In hoger beroep heeft appellant geen nieuwe medische stukken ingediend. Wat appellant in hoger beroep, onder verwijzing naar de eerder door hem overgelegde medische informatie, heeft aangevoerd, tast het oordeel van de rechtbank niet aan. Er bestaat geen reden te twijfelen aan de juistheid van de conclusie van de verzekeringsarts bezwaar en beroep en het oordeel van de rechtbank dat de op de datum in geding bestaande fysieke beperkingen van appellant voor het verrichten van arbeid, voldoende in acht zijn genomen en dat appellant daarmee zijn arbeid kon verrichten. Anders dan appellant stelt, hebben de verzekeringsarts en de verzekeringsarts bezwaar en beroep gemotiveerd gereageerd op de door appellant overgelegde medische stukken van de huisarts en cardioloog en deze informatie betrokken bij de beoordeling. De informatie uit de ongedateerde brief van de fysiotherapeut was al bekend bij de verzekeringsartsen. Daarnaast heeft appellant op de vragenlijst (niet medisch) die hij bij zijn ziekmelding heeft ingevuld, genoteerd dat de beoordelingspunten tillen, dragen, bukken en knielen slechts matig voorkomen in zijn werk. Ook bij “snel werken” heeft hij ingevuld dat dit weinig voorkomt. Bij “lopen” heeft appellant genoteerd dat dit veel voorkomt in zijn werk maar in de medische vragenlijst die appellant heeft ingevuld, heeft hij aangegeven dat hij daar slechts een beetje moeite mee heeft. Op grond van deze informatie van appellant hebben de verzekeringsartsen terecht aangenomen dat zijn arbeid fysiek niet zwaar was en ook niet overwegend lopend werk betrof. De verzekeringsartsen hebben voldoende onderbouwd dat appellant met zijn hartklachten in staat was deze werkzaamheden te verrichten. Daarbij hebben zij zich gebaseerd op de door de cardioloog gestelde diagnose. Uit het rapport van de verzekeringsarts bezwaar en beroep blijkt verder dat is onderkend dat appellant niet alleen in een werkplaats werkte, maar ook met de auto op bezoek ging bij klanten waarbij hij kleine afstanden te voet moest afleggen. Er zijn dan ook geen aanknopingspunten voor de conclusie dat de verzekeringsartsen een onjuist beeld hebben gehad van de functie van appellant.
4.4.
Omdat de noodzakelijke twijfel aan de juistheid van de medische beoordeling van het Uwv ontbreekt, wordt het verzoek van appellant om een onafhankelijk deskundige te benoemen, afgewezen. Gelet hierop kan het door appellant gestelde financiële onvermogen buiten beschouwing worden gelaten.
4.5.
De overwegingen in 4.2 tot en met 4.4 leiden tot de conclusie dat het hoger beroep niet slaagt en de aangevallen uitspraak moet worden bevestigd.
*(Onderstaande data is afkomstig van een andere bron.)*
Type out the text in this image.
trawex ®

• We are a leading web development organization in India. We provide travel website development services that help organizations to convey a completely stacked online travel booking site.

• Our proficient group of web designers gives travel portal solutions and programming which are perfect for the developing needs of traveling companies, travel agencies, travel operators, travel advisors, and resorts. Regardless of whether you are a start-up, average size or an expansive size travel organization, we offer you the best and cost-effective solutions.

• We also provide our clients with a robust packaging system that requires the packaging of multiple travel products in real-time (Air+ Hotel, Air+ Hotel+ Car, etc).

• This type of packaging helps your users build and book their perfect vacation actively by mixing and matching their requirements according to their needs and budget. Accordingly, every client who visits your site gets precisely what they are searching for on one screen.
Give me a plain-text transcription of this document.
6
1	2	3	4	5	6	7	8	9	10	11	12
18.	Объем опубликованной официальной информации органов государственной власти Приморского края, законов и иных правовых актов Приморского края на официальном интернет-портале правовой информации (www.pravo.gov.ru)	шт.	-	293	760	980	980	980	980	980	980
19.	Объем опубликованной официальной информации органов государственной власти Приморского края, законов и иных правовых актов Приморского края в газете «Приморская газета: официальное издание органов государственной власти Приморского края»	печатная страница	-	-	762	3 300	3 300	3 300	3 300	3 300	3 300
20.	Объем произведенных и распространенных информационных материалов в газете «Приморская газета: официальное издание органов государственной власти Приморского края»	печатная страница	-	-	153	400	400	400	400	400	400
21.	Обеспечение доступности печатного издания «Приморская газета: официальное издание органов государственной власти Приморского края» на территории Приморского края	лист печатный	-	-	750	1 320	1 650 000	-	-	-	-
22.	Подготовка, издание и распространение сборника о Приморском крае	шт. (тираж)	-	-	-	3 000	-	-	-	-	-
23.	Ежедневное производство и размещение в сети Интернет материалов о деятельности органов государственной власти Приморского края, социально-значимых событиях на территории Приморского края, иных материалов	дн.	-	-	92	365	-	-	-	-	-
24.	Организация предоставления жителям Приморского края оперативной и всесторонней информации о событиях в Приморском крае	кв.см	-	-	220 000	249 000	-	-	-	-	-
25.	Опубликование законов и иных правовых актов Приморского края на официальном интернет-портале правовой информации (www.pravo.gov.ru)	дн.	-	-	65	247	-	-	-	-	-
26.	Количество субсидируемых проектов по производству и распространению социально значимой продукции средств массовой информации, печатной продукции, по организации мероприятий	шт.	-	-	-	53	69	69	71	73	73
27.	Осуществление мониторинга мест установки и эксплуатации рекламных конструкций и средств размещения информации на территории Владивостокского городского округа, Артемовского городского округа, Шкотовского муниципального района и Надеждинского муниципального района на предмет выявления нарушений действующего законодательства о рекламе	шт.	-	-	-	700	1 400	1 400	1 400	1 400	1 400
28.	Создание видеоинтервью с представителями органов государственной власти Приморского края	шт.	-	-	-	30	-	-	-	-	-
5. Voor een veroordeling in de proceskosten bestaat geen aanleiding.

BESLISSING

De Centrale Raad van Beroep bevestigt de aangevallen uitspraak.
Deze uitspraak is gedaan door W.J.A.M. van Brussel, in tegenwoordigheid van A.M. Geurtsen als griffier. De beslissing is uitgesproken in het openbaar op 10 mei 2023.